İzmir Barosu önünden toplanan meslektaşlarımız, İzmir Barosu Başkanı Av. Sefa Yılmaz ile birlikte, ellerinde "Katliam Yasasına Hayır!", "Hayvana, İnsana, Yeryüzüne Özgürlük", "Sokakta Hayat İstiyoruz" yazılı dövizlerle mitingin gerçekleştiği Gündoğdu Meydanı'na kadar yürüdüler.

 

Basın açıklamasını İzmir Barosu adına Hayvan Hakları Komisyonu üyesi Av. Ezgi Yağmur okudu.

 

Okunan basın açıklaması:

Bugün burada sokakta yaşayan hayvanları bakımevi adı altında ölüm kamplarına hapseden, tecrite tabi tutan, kapalı kapılar ardında 2 Ağustos’ta yürürlüğe giren katliam yasasını kabul etmediğimizi, kanunun lafzına ve amacına ters düşen, kan kokan bu yasaya geçit vermeyeceğimizi ve yasanın iptali için mücadelemizden vazgeçmeyeceğimizi haykırmak için toplanmış bulunuyoruz.

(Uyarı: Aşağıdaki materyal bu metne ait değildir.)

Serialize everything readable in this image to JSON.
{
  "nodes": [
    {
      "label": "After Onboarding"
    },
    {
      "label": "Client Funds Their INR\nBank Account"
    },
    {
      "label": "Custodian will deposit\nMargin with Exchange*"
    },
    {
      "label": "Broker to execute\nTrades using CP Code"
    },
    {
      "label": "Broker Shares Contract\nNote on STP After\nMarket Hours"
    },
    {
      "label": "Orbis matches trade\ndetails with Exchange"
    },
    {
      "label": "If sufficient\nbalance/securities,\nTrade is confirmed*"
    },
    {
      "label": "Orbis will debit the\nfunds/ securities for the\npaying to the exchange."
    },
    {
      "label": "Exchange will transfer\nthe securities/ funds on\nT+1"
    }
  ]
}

Haziran ayında gerçekleştirdiğimiz Büyük İzmir Mitingi üzerinden geçen üç ayda ne yazık ki hayvanları koruma kanununda değişiklik yapılmasına dair kanun teklifi yasalaşarak meclisten geçmiş ve ülke büyük bir şiddet sarmalına sürüklenmiştir. İktidar tarafından halka dayatılan bu kanlı yasaya karşı yurdun dört bir yanında eylemler yapılmakta, halk ilk günkü gibi kuvvetli bir sesle ‘hayır’ demektedir. Yeni yasayla birlikte hayvan hakları açısından büyük bir kazanım olan 5199 sayılı kanunun altıncı maddesi tümden kaldırılmış, sokakta yaşayan hayvanlar adına bakımevi denilen toplama kamplarına gönderilip nihayetinde ölüme mahkûm edilmiştir. Her şey tam da öngördüğümüz gibi ilerlemiş, yıllardır cezasızlık zırhıyla korunan belediyelerden katliam haberleri çığ gibi yükselmiştir.  Önce Niğde’de  enjeksiyonla zehirlenmiş anne, yavru farketmeksizin onlarca köpeğin üstüste atıldığı toplu mezarlar bulunmuştur.

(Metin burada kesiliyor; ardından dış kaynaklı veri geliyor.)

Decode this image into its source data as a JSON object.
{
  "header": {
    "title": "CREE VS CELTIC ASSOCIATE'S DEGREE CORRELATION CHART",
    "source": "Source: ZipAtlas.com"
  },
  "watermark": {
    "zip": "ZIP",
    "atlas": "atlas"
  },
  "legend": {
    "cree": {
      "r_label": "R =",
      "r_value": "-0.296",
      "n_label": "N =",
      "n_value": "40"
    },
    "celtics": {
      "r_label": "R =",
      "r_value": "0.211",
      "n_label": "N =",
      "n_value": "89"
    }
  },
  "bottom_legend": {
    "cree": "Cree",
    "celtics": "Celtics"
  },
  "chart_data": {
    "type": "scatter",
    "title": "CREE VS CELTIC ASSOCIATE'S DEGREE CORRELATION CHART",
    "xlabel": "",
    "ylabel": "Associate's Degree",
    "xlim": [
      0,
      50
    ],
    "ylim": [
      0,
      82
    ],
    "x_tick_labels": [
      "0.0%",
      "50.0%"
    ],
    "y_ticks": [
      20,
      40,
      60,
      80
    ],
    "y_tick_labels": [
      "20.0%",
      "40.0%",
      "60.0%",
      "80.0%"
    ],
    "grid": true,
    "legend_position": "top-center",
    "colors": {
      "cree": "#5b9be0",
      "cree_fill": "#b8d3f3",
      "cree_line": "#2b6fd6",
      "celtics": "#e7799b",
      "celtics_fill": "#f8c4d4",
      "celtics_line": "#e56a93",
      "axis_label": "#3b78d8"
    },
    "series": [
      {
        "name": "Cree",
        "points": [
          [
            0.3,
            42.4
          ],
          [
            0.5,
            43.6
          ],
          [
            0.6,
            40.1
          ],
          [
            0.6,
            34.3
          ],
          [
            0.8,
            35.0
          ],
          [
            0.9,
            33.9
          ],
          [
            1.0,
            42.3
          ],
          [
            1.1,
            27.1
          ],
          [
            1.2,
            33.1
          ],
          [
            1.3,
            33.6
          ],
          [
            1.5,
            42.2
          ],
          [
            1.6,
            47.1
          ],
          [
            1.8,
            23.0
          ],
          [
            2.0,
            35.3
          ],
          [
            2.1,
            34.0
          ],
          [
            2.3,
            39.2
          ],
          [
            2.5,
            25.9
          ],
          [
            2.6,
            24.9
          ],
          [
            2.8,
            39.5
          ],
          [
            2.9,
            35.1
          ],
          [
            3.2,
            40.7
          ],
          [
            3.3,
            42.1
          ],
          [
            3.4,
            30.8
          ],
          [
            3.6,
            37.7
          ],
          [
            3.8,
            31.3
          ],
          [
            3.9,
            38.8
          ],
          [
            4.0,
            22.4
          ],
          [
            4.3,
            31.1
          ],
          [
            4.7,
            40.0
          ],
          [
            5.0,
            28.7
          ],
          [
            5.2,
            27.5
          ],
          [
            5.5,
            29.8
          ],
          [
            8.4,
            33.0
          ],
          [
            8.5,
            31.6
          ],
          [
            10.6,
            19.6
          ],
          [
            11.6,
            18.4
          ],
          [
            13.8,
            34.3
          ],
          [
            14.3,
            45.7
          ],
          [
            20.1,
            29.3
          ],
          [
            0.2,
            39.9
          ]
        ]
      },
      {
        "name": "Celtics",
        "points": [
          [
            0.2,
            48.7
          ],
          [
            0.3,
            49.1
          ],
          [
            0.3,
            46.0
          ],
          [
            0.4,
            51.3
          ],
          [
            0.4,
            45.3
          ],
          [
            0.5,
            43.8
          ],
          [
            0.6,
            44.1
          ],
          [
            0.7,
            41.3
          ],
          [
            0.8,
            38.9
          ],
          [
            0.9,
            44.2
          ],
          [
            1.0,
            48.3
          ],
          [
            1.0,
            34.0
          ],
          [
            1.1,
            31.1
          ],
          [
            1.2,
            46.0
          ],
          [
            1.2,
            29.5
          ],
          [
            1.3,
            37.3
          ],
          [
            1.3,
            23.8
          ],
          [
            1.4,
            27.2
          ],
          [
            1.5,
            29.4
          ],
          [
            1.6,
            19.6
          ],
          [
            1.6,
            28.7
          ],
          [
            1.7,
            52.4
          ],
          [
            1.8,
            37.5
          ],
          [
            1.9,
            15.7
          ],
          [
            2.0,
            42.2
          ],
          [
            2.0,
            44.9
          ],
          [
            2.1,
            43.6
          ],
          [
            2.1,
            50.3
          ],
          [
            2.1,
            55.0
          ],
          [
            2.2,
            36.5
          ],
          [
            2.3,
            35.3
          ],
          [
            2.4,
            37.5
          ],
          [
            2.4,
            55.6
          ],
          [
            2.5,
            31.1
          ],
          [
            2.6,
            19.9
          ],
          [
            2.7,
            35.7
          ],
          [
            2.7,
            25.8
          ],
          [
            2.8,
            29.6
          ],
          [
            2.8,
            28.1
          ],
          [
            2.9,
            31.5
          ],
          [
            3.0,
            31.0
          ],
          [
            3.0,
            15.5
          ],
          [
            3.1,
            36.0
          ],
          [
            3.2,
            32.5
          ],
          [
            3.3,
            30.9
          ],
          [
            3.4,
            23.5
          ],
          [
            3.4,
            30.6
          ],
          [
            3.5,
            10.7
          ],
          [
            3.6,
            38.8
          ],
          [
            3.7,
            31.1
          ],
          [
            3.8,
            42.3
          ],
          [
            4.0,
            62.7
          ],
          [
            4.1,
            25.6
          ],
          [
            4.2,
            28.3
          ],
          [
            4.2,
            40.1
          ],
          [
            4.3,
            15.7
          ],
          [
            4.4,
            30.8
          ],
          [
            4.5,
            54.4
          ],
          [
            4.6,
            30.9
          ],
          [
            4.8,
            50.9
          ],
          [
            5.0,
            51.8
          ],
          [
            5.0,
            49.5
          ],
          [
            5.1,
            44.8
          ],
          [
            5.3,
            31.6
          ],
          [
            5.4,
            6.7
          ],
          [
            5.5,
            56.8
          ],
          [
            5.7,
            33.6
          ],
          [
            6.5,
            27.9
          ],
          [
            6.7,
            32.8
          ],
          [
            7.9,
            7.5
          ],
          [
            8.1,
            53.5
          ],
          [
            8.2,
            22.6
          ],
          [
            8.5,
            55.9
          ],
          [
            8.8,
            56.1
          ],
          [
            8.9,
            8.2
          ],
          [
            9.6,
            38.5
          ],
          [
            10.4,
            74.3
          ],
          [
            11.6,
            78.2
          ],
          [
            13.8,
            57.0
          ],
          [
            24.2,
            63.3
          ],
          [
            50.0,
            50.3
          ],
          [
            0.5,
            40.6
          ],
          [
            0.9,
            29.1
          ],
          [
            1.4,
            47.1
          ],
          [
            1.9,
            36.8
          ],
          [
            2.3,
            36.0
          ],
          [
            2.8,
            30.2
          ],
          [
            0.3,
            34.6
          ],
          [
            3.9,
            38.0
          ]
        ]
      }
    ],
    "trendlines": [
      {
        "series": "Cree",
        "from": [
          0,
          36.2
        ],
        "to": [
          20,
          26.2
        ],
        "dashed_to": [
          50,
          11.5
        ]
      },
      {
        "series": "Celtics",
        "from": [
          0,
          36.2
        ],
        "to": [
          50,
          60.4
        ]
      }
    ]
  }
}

Bu haberin acısını atlamamışken bir haber de Altındağ’dan geldi. Bakımevin çalışanlarınca köpeklerin kafasının kesilerek katledildiği ve sonrasında açık toplu mezarlara atıldığı görüntülerle bir vahşete daha tanık olduk! Tüm bunlar hepimizin gözü önünde, iktidarın kamu güvenliği ve sağlığını bahane ederek halka dayattığı yasadan hemen sonra oldu.

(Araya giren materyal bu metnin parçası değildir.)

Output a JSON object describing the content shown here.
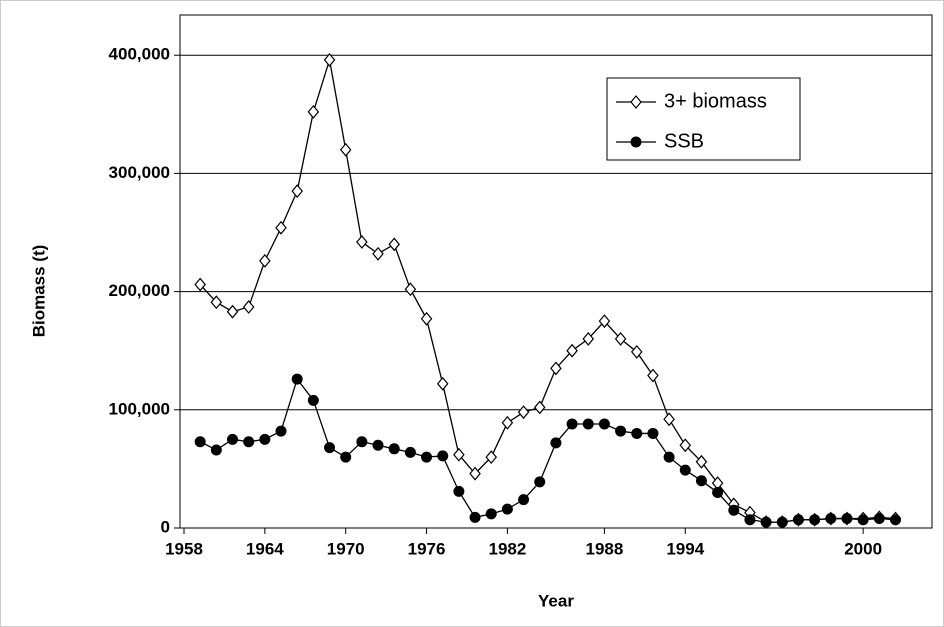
{
  "chart_data": {
    "type": "line",
    "y_label": "Biomass (t)",
    "x_label": "Year",
    "categories": [
      "1958",
      null,
      null,
      null,
      null,
      "1964",
      null,
      null,
      null,
      null,
      "1970",
      null,
      null,
      null,
      null,
      "1976",
      null,
      null,
      null,
      null,
      "1982",
      null,
      null,
      null,
      null,
      null,
      "1988",
      null,
      null,
      null,
      null,
      "1994",
      null,
      null,
      null,
      null,
      null,
      null,
      null,
      null,
      null,
      null,
      "2000",
      null,
      null
    ],
    "series": [
      {
        "name": "3+ biomass",
        "color": "#000000",
        "marker": "diamond",
        "values": [
          null,
          206000,
          191000,
          183000,
          187000,
          226000,
          254000,
          285000,
          352000,
          396000,
          320000,
          242000,
          232000,
          240000,
          202000,
          177000,
          122000,
          62000,
          46000,
          60000,
          89000,
          98000,
          102000,
          135000,
          150000,
          160000,
          175000,
          160000,
          149000,
          129000,
          92000,
          70000,
          56000,
          38000,
          20000,
          13000,
          5000,
          5000,
          7000,
          7000,
          8000,
          8000,
          8000,
          9000,
          8000
        ]
      },
      {
        "name": "SSB",
        "color": "#000000",
        "marker": "circle",
        "values": [
          null,
          73000,
          66000,
          75000,
          73000,
          75000,
          82000,
          126000,
          108000,
          68000,
          60000,
          73000,
          70000,
          67000,
          64000,
          60000,
          61000,
          31000,
          9000,
          12000,
          16000,
          24000,
          39000,
          72000,
          88000,
          88000,
          88000,
          82000,
          80000,
          80000,
          60000,
          49000,
          40000,
          30000,
          15000,
          7000,
          5000,
          5000,
          7000,
          7000,
          8000,
          8000,
          7000,
          8000,
          7000
        ]
      }
    ],
    "ylim": [
      0,
      434000
    ],
    "yticks": [
      0,
      {
        "value": 100000,
        "label": "100,000"
      },
      {
        "value": 200000,
        "label": "200,000"
      },
      {
        "value": 300000,
        "label": "300,000"
      },
      {
        "value": 400000,
        "label": "400,000"
      }
    ],
    "grid": true,
    "legend": "top-right"
  }
}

Hayvanlar, bu yasayla birlikte sistematik olarak katledilmelerinin yanı sıra öldürmekten haz alan canilerin ellerine de teslim edilmiştir. Büyük bir öfke ve şiddet girdabının içinde kamu binalarına, sokaklara kan bulaşmış ve baştan beri yürüttükleri ‘güvenli sokaklar’ kampanyasında işaret ettikleri sokaklar hiç bu kadar güvensiz olmamıştır.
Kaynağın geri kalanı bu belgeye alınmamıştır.